To find critical points, simply derive and find zeroes of the derivative:

1. The derivative of $3 x$ is $3$;
2. The derivative of $\arcsin \left(x\right)$ is $\frac{1}{\sqrt{1 - {x}^{2}}}$;
3. The derivative of a difference of functions is the difference of the derivatives of the functions.

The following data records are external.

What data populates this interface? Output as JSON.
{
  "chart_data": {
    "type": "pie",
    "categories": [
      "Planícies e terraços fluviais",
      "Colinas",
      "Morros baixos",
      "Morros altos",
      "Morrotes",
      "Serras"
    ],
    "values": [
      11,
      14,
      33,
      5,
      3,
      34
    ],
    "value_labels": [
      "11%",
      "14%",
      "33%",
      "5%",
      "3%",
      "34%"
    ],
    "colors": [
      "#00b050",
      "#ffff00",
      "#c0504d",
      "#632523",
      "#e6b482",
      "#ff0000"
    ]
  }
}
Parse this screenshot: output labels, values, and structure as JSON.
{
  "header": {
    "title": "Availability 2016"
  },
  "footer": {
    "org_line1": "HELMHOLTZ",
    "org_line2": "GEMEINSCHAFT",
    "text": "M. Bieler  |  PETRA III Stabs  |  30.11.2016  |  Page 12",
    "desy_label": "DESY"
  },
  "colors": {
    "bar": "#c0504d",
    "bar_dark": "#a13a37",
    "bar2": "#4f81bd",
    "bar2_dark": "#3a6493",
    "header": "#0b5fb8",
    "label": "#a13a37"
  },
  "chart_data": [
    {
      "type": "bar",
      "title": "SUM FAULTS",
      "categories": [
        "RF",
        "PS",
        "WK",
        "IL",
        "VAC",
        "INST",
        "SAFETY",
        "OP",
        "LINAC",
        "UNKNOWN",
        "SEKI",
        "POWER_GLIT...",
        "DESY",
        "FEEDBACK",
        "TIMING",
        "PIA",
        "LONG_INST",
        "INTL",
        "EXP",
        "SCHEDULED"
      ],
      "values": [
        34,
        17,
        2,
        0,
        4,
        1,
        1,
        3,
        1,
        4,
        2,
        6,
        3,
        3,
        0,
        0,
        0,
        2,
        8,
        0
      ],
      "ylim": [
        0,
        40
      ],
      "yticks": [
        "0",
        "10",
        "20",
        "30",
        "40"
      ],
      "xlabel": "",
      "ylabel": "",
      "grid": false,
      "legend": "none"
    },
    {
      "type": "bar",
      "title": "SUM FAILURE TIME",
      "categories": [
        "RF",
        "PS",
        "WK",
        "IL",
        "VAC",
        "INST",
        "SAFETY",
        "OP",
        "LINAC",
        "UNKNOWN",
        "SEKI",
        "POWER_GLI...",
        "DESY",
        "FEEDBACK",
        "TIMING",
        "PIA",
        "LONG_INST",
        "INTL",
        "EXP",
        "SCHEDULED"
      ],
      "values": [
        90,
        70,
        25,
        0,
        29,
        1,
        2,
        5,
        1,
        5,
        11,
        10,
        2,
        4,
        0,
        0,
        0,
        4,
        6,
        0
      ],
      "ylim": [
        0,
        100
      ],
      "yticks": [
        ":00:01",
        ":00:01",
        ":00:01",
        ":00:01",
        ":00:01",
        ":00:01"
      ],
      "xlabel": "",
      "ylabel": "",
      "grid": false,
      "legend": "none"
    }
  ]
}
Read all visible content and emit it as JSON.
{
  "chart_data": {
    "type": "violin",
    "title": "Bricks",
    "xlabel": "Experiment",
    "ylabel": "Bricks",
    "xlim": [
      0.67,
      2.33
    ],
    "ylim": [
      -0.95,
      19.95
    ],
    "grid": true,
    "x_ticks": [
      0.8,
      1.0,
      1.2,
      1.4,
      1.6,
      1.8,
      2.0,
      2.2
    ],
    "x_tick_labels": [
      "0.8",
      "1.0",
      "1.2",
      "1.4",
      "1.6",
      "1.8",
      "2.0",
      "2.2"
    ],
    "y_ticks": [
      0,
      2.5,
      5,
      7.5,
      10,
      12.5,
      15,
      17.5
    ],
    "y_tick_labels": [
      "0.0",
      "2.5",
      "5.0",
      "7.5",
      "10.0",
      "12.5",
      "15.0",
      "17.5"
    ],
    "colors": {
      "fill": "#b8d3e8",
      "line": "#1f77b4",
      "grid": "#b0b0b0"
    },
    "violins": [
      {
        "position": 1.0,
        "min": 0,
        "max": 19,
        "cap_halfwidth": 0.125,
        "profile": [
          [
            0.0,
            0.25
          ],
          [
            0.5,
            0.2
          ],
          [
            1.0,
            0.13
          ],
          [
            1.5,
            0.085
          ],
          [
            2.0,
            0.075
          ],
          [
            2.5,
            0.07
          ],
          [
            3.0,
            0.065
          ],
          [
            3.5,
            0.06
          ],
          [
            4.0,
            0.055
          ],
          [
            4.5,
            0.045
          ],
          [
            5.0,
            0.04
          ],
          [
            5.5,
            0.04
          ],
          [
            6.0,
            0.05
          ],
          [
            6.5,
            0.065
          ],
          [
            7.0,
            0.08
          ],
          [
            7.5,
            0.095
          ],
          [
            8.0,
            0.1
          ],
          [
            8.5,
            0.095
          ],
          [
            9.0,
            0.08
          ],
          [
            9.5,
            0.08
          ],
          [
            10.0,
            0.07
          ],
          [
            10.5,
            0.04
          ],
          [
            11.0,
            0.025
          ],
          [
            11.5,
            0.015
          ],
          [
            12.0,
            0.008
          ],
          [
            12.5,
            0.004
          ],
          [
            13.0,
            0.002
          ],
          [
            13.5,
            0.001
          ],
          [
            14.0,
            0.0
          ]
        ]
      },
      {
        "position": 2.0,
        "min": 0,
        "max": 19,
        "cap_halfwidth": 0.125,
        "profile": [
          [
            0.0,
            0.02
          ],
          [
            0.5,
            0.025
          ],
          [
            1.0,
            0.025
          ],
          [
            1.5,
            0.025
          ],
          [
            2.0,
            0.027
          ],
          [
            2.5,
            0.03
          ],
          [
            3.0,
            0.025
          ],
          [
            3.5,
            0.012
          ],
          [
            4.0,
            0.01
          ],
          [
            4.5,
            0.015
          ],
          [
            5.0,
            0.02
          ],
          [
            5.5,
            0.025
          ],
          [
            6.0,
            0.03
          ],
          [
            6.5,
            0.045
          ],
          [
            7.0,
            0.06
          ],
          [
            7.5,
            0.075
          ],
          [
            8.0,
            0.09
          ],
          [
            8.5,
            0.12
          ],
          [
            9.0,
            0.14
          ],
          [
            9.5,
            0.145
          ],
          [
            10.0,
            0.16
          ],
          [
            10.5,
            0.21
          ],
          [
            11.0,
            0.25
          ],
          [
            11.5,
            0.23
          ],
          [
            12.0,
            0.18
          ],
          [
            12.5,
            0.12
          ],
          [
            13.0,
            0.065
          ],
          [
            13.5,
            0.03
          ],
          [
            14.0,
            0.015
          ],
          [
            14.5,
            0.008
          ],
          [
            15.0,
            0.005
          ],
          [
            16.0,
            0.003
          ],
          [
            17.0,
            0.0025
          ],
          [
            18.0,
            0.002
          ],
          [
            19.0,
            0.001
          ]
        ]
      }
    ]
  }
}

Put these three things along and you have

$\frac{d}{\mathrm{dx}} 3 x - \arcsin \left(x\right) = 3 - \frac{1}{\sqrt{1 - {x}^{2}}}$

Now we must find its zeroes:

$3 - \frac{1}{\sqrt{1 - {x}^{2}}} = 0$

$\setminus \iff$

$\frac{3 \sqrt{1 - {x}^{2}} - 1}{\sqrt{1 - {x}^{2}}} = 0$

$\setminus \iff$

$3 \sqrt{1 - {x}^{2}} - 1 = 0$

(provided $x \setminus \in \left(- 1 , 1\right)$)

We can easily solve this last equation:

$3 \sqrt{1 - {x}^{2}} = 1$

$\setminus \iff$

$\sqrt{1 - {x}^{2}} = \frac{1}{3}$

$\setminus \iff$

$1 - {x}^{2} = \frac{1}{9}$

$\iff$

${x}^{2} = \frac{8}{9}$

$\iff$

$x = \setminus \pm \sqrt{\frac{8}{9}} = \setminus \pm \frac{2 \sqrt{2}}{3}$

And since $\setminus \pm \sqrt{\frac{8}{9}} \setminus \in \left(- 1 , 1\right)$, we can accept the result.